Pollinaria Reconfiguration Mechanism of Widespread Euro-Mediterranean Orchids: The Effects of Increasing Air Temperature

Abstract

Orchids are fascinating for many reasons: their reproductive strategies, their pollination systems and the various morphological adaptations they have evolved, including the presence of pollen grains agglomerated into two masses, called pollinia, which form a structure known as a pollinarium. After withdrawal from a flower, the pollinarium undergoes a bending movement such that the pollen masses become correctly orientated to strike the stigma. We evaluated the duration of pollinator visits to inflorescences and the effects of temperature on pollinaria reconfiguration in eight orchid species in order to analyze the effects of increasing air temperature on the changes in bending time, and thus on geitonogamy levels. The impact of temperature on insect behavior was not assessed because our priority was to understand the effects of temperature on the process of pollinaria reconfiguration. All the examined species showed natural reconfiguration times that were 1.7-3.0 times longer than the pollinator residency times. A higher temperature showed a reduction in bending time regardless of the species tested. However, the bending time was never shorter than the residence time of the insects on the flower. Our data showed that high temperatures had a limited effect on the pollinarium reconfiguration time, thus indicating that high temperatures had a limited effect on folding compared to the effect that it had on the viability of the pollen.

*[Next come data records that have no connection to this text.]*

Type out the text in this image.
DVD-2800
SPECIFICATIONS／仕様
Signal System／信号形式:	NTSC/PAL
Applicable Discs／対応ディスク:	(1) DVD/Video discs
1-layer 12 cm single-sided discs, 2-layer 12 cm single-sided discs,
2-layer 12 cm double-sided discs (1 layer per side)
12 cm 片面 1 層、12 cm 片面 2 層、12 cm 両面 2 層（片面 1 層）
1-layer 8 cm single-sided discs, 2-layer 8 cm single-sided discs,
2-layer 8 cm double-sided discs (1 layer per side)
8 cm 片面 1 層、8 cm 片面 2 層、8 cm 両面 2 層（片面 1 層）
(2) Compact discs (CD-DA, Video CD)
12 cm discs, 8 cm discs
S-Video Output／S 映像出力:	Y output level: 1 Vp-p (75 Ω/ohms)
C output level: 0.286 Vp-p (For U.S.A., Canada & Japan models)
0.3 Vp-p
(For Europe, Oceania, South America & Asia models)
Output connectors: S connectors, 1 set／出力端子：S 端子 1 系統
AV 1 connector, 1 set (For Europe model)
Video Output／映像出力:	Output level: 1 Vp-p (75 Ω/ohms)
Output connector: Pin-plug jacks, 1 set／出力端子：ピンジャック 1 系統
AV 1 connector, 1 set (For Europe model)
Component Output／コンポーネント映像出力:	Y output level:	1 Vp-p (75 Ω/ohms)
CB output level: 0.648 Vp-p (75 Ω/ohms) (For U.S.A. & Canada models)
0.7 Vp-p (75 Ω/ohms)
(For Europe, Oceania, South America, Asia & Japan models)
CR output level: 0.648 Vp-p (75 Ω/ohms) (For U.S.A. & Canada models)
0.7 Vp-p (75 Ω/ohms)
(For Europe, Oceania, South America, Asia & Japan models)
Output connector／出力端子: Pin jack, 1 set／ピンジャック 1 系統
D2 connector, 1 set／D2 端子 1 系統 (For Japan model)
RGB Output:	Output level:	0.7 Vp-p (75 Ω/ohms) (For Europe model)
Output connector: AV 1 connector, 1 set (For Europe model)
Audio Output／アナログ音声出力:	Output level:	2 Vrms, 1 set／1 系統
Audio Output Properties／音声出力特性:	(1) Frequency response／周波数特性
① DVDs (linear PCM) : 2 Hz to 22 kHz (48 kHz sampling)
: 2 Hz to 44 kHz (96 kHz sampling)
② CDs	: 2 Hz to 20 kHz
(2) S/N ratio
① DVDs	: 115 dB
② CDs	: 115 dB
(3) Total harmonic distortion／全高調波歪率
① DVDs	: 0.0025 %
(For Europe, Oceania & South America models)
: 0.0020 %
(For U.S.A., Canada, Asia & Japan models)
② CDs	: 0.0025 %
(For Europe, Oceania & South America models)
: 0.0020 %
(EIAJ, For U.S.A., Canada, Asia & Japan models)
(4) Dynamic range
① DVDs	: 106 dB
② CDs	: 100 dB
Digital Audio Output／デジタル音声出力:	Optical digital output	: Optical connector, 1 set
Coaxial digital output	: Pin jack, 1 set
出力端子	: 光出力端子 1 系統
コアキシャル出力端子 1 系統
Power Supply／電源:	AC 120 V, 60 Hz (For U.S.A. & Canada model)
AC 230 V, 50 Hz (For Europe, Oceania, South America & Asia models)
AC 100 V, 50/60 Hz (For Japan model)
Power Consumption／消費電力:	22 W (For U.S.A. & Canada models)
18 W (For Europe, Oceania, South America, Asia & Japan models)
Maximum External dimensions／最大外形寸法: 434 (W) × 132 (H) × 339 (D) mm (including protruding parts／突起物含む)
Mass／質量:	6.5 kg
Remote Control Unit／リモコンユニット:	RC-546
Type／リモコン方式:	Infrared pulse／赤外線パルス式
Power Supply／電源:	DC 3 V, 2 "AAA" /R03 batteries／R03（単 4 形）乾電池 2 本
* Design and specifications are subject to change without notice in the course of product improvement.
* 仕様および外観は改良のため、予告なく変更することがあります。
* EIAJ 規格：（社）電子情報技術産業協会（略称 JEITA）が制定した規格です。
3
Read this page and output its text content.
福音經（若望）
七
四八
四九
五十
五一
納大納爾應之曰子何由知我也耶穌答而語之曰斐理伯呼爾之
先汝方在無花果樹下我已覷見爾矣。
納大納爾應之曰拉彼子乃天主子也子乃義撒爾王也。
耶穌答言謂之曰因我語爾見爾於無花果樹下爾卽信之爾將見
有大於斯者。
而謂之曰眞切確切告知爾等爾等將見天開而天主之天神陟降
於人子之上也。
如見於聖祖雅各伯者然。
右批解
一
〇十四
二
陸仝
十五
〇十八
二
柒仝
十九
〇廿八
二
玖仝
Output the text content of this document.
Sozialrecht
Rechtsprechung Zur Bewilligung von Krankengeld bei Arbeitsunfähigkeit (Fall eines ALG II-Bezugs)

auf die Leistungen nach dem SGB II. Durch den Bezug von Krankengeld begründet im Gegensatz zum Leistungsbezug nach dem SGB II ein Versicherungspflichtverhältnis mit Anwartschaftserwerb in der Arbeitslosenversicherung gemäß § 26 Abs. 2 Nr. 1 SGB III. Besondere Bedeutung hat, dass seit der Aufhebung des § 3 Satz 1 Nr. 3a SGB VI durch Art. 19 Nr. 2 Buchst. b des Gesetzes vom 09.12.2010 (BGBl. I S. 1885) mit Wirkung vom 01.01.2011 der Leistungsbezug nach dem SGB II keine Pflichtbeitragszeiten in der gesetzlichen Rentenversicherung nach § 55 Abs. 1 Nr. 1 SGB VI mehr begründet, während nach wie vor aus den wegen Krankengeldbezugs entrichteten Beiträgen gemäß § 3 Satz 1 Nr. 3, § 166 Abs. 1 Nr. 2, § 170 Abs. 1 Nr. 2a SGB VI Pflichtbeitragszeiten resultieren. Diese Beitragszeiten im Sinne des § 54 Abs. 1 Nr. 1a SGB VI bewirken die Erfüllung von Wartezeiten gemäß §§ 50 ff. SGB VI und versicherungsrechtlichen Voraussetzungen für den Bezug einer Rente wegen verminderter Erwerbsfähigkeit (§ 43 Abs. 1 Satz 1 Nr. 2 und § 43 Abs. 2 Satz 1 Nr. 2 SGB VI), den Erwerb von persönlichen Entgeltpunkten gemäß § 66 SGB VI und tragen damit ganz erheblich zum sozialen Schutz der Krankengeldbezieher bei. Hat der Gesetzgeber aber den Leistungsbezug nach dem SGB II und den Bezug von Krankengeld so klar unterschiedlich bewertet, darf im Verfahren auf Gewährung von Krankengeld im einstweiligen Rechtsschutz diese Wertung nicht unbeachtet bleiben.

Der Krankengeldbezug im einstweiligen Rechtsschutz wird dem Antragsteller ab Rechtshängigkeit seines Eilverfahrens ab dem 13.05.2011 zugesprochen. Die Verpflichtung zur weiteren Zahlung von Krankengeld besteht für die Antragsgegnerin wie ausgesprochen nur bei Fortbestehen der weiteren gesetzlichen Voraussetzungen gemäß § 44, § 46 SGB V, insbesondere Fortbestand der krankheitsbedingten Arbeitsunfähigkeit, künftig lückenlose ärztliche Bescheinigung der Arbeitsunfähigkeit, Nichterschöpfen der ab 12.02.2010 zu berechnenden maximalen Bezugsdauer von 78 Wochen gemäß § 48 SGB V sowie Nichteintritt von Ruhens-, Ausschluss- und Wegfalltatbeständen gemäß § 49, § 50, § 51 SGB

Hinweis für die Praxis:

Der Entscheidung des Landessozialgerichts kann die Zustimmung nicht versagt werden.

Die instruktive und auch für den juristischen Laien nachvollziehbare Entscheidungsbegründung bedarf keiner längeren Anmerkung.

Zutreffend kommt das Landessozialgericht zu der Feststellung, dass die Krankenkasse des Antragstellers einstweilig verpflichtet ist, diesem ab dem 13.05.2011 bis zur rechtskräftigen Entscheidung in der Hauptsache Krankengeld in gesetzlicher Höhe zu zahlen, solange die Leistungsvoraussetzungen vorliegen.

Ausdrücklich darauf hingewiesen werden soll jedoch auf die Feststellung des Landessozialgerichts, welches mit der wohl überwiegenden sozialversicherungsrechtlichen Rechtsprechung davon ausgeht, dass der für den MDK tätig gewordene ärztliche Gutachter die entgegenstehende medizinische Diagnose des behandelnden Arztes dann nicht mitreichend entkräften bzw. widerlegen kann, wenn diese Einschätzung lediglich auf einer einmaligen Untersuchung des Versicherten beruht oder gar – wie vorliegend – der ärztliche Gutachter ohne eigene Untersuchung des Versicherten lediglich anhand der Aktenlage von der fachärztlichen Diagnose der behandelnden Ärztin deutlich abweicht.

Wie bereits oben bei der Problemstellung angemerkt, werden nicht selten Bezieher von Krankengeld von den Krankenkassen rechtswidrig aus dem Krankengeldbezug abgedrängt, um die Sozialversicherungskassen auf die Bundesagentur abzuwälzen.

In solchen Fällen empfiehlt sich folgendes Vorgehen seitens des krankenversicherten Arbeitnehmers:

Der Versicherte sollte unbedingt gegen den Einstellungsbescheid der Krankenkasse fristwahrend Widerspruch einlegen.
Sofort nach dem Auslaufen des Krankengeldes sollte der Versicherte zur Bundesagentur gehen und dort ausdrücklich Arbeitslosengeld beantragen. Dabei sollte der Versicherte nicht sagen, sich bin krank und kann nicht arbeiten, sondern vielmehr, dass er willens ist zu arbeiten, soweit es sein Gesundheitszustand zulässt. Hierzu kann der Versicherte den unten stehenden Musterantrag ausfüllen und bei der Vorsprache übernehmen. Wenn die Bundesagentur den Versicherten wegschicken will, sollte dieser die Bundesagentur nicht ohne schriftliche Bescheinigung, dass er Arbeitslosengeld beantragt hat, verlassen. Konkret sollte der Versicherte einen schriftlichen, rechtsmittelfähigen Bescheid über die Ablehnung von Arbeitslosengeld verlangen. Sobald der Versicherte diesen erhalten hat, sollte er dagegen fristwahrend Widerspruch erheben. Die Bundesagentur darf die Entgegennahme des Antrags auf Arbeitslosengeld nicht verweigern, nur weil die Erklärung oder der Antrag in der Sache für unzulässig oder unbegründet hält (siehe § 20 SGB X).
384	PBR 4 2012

Keywords: orchids; pollinaria bending; pollinaria reconfiguration; pollinarium; pollinators.

Figure 1

Flower (A), column (B) and pollinarium (C) of an orchid. P = petal, s = sepal, l = labellum, c = column, st = stigma, pl = pollinarium, po = pollinium, ca = caudicle, v = viscidium. Scale bar: 1 cm.

Figure 2

Photos (5×) of the bending movement of pollinaria. Ophrys sphegodes (A) just removed with toothpicks, (B) after 30 s, (C) after 90 s and (D) after 160 s; Dactylorhiza sambucina (E) just removed with toothpicks, (F) after 10 sec, (G) after 15 s, (H) after 25 s, and (I) after 35 s. After photo (D,I) no further bending movements were observed. Scale bar: 1 cm.

Figure 3

Pollinator residency time (black bars) and pollinaria reconfiguration time (white bars) of examined orchids in the field. AMO = Anacamptis morio, APY = A. pyramidalis, DSA = Dactylorhiza sambucina, NUS = Neotinea ustulata, OMA = Orchis mascula, OMI = Orchis militaris, OIN = Ophrys insectifera, OSP = O. sphegodes.

Figure 4

Reconfiguration time of pollinaria stored at high temperatures (35–50 °C) of food-deceptive orchids (A) and sexually deceptive orchids (B).

Figure 5

Pollinator residency time (black line) and reconfiguration time of pollinaria stored at 50 °C (white bars) of examined orchids. AMO = Anacamptis morio, APY = A. pyramidalis, DSA = Dactylorhiza sambucina, NUS = Neotinea ustulata, OMA = Orchis mascula, OMI = Orchis militaris, OIN = Ophrys insectifera, OSP = O. sphegodes.